This last argument was more impressive than the first; and the company said they supposed they might.

“All right—of course we may have to shut off a lark or two, but unless we stick— Hullo, I say, look at those Modern chaps down there punting a football on our side of the path! Cheek! Why, it’s Cash and my young brother. I say, let’s go and drive them off, you fellows.”

So the four descended, and a brisk scrimmage ensued, which resulted in the complete rout of the invaders and the capture of their football.

With which tremendous prize the victorious army returned to quarters and continued their discussion on moral reform.

“Yes, as I was saying, we shall have to stick to it a bit. But young Stratton’ll make it worth our while, I fancy.”

This hidden allusion to the tea and cake completed the speaker’s argument, and the party forthwith sat down with one ink-pot among them for preparation.

As it happened, the preparation for the day was an English Essay on “Your favourite Animal,” with special attention to the spelling and the stops.
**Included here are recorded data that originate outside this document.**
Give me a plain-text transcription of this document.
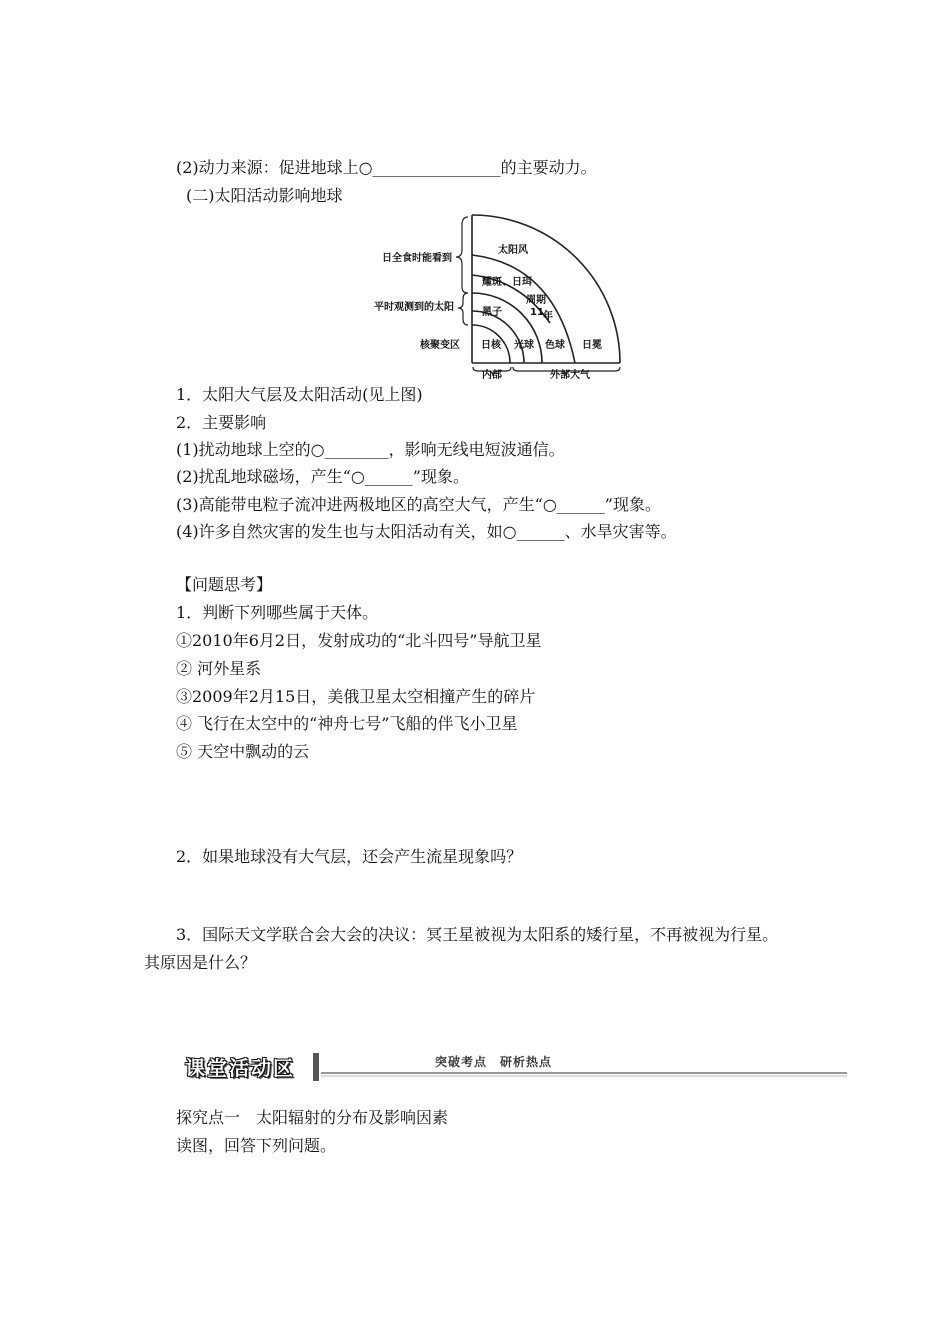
(2)动力来源：促进地球上○________________的主要动力。
(二)太阳活动影响地球
日全食时能看到
平时观测到的太阳
核聚变区
太阳风
耀斑、日珥
黑子
周期
11 年
日核 光球 色球 日冕
内部	外部大气
1．太阳大气层及太阳活动(见上图)
2．主要影响
(1)扰动地球上空的○________，影响无线电短波通信。
(2)扰乱地球磁场，产生“○______”现象。
(3)高能带电粒子流冲进两极地区的高空大气，产生“○______”现象。
(4)许多自然灾害的发生也与太阳活动有关，如○______、水旱灾害等。
【问题思考】
1．判断下列哪些属于天体。
①2010年6月2日，发射成功的“北斗四号”导航卫星
② 河外星系
③2009年2月15日，美俄卫星太空相撞产生的碎片
④ 飞行在太空中的“神舟七号”飞船的伴飞小卫星
⑤ 天空中飘动的云
2．如果地球没有大气层，还会产生流星现象吗？
3．国际天文学联合会大会的决议：冥王星被视为太阳系的矮行星，不再被视为行星。
其原因是什么？
课堂活动区	突破考点　研析热点
探究点一　太阳辐射的分布及影响因素
读图，回答下列问题。
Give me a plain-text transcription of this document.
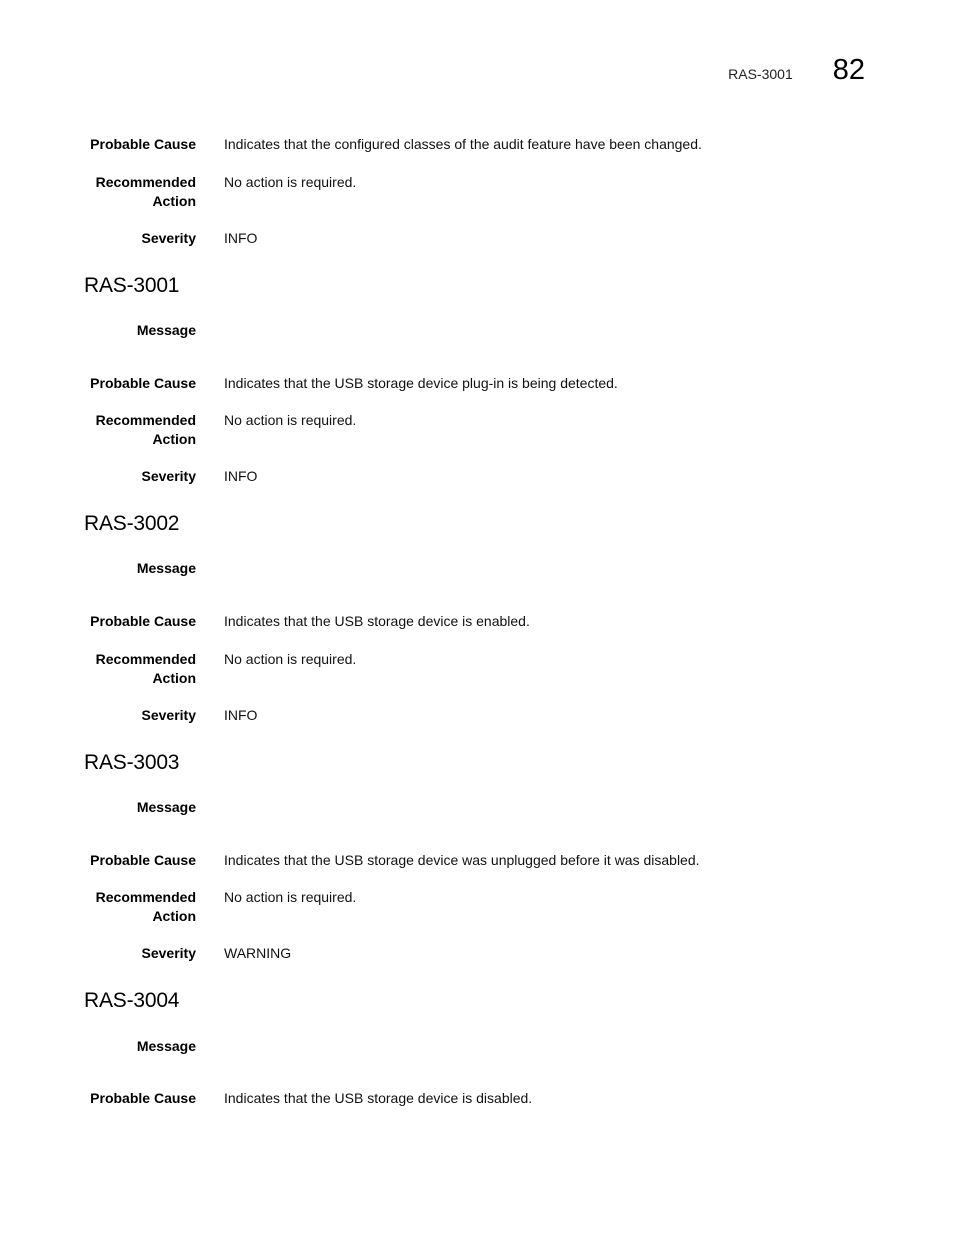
RAS-3001 82
Probable Cause Indicates that the configured classes of the audit feature have been changed.
Recommended
Action
No action is required.
Severity INFO
RAS-3001
Message
Probable Cause Indicates that the USB storage device plug-in is being detected.
Recommended
Action
No action is required.
Severity INFO
RAS-3002
Message
Probable Cause Indicates that the USB storage device is enabled.
Recommended
Action
No action is required.
Severity INFO
RAS-3003
Message
Probable Cause Indicates that the USB storage device was unplugged before it was disabled.
Recommended
Action
No action is required.
Severity WARNING
RAS-3004
Message
Probable Cause Indicates that the USB storage device is disabled.
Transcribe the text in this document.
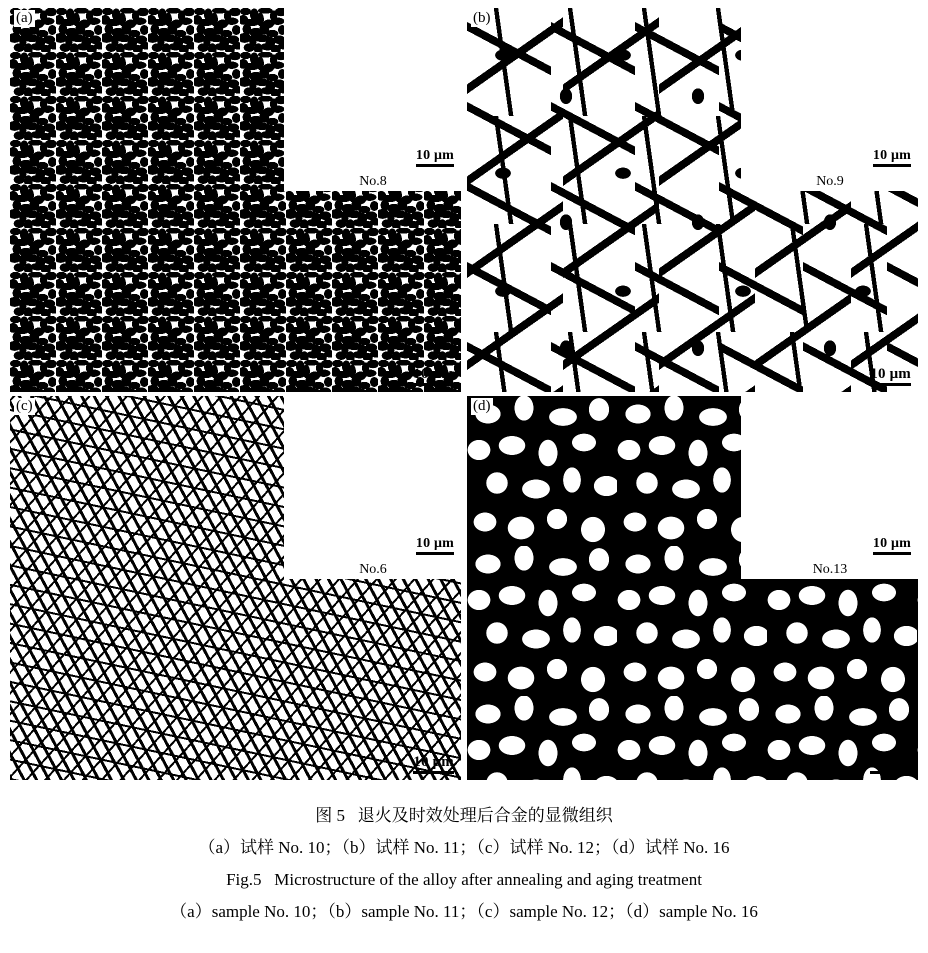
(a)
10 μm
No.8
10 μm
(b)
10 μm
No.9
10 μm
(c)
10 μm
No.6
10 μm
(d)
10 μm
No.13
10 μm
图 5   退火及时效处理后合金的显微组织
（a）试样 No. 10；（b）试样 No. 11；（c）试样 No. 12；（d）试样 No. 16
Fig.5   Microstructure of the alloy after annealing and aging treatment
（a）sample No. 10；（b）sample No. 11；（c）sample No. 12；（d）sample No. 16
It was always a sore point with the Classic juniors to be set an English lesson. They could understand being taught Latin, but they considered they ought to be exempt from writing and spelling their own language. It wasn’t Classics, and they didn’t like it, and they oughtn’t to be let in for it. However, it was no use growling; and as the subject (apart from the spelling and points) was a congenial one, it seemed a fair opening for the commencement of their reformed career.

“Look here,” said Wally, “don’t let’s all have the same beast. I’m going to have a dog.”

“Oh, I wanted a dog,” said Fisher minor.